The Trentonian, May 25, 2009


Afghanistan foe: population surge

One-third of Afghan children — including 70 percent of girls — are not attending school. As a result, two out of five adult males are illiterate.

ROBERT J. WALKER

Despite President Obama’s decision to send additional troops to Afghanistan, many experts warn that a military “surge” will not bring about a quick victory.

Some suggest that it could take another 15 to 20 years to achieve stability in one of the world’s poorest countries.

If so, maybe it’s time to look at the other Afghan surge: its population growth. It’s been seven years now since George W. Bush committed American troops to Afghanistan. Since then, Afghanistan’s population has jumped by 22 percent

Under current projections, its population will be twice as large in 2026 as it was in 2001. That’s because the average Afghan woman has almost seven children, one of the highest fertility rates in the world. As a consequence, Afghanistan has exceptionally high infant and maternal mortality rates, and the growth of more than half of the children under the age of five is stunted by malnutrition.

Today in Badakhshan, Afghanistan, for every 100,000 births, 6,500 young mothers die. This is a world record, unrivalled anywhere. In other parts of Afghanistan, too, the rates of maternal mortality continue to be among the highest in the world.
Daily Times, November 02, 2008

Forty-five percent of the Afghan population is under the age of 15. One-third of Afghan children — including 70 percent of girls — are not attending school. As a result, two out of five adult males are illiterate.

In the dry and rocky soil of Afghanistan, it’s hard to grow crops. Every year, the UN helps to feeds 4-5 million Afghans, but it’s not enough. Unable to grow enough food to feed themselves, many Afghan farmers get their food the only way they know how: they grow and sell poppy for cash.

Population growth doesn’t bode well for the future of Afghan stability. If history and demography are accurate indicators, many of the young children who beg in the streets of Kabul today will begin bearing children in less than a decade and, if things go poorly, their children may one day be bearing arms for the Taliban.
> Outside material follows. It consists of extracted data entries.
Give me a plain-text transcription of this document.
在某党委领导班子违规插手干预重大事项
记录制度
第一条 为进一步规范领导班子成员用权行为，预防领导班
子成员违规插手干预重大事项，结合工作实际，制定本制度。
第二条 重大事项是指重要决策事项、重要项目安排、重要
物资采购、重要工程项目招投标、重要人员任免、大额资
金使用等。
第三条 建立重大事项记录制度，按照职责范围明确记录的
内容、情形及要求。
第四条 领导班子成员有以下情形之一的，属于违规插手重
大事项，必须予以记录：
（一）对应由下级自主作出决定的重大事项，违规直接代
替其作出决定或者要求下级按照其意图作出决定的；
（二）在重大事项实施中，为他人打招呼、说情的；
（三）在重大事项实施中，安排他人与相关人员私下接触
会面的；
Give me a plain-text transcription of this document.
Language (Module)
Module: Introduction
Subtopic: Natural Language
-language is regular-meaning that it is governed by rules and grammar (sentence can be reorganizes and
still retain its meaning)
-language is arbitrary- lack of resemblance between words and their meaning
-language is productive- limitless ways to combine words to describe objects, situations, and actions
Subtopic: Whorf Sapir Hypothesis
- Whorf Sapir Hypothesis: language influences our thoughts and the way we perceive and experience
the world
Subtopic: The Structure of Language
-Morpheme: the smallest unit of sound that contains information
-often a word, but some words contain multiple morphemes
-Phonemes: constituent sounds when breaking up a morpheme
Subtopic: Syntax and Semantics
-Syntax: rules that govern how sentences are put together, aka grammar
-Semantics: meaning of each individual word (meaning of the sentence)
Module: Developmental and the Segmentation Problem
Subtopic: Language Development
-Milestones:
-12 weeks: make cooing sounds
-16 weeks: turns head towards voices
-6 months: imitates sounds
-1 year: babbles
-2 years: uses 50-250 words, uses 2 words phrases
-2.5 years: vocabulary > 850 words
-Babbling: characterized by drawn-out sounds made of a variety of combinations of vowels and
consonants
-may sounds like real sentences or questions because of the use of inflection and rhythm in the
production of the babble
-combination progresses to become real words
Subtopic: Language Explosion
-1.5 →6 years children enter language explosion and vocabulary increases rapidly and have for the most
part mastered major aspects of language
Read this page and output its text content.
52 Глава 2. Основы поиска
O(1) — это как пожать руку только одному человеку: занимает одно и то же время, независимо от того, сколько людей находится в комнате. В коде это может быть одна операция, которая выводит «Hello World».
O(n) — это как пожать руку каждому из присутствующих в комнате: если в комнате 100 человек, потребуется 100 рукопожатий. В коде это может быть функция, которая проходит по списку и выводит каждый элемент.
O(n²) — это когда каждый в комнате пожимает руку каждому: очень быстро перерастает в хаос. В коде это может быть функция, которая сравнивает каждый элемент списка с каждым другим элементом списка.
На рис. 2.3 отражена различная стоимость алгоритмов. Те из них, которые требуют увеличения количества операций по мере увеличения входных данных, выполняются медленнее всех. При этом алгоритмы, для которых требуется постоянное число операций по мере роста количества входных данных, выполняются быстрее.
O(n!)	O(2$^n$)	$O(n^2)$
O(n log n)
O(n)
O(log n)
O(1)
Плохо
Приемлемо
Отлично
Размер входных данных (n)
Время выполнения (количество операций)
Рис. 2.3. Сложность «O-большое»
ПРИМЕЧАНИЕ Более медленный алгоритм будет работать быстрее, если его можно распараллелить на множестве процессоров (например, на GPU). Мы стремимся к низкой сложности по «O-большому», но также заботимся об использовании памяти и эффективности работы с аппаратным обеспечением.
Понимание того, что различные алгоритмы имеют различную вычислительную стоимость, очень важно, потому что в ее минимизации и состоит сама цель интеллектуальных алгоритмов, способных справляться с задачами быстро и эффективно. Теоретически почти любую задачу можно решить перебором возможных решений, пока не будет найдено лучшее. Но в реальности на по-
If 68,000 U.S and foreign troops have difficulty securing Afghanistan today, policy makers should be asking themselves, how difficult will it be to stabilize the country when it has twice that number of people? Afghanistan is not the only unstable country. There are more than a dozen failing states caught in a spiral of rising population and grinding poverty. Since the turn of the millennium, Pakistan’s population has climbed by almost 27 million, an increase of nearly 20 percent.

Last year, Gen Hayden, the director of the CIA, warned that rapid population growth “in poor, fragile states” is a major threat to global security and “will create a situation that will likely fuel instability and extremism—not just in those areas, but beyond them as well”.

One of the major reasons that many countries still struggle with extreme poverty is rapid population growth. Women in many poor countries today still lack knowledge of, and access to, modern methods of contraception, and that often means that many of their children will be malnourished, unable to attend school, and condemned to a life of poverty.

Citing a decline in the real-dollar level of U.S. support for international family planning assistance since 1994, five former directors of USAID’s family assistance program recently urged Congress to more than double the existing level of U.S. aid.

Such assistance would be far less costly than fighting a prolonged war.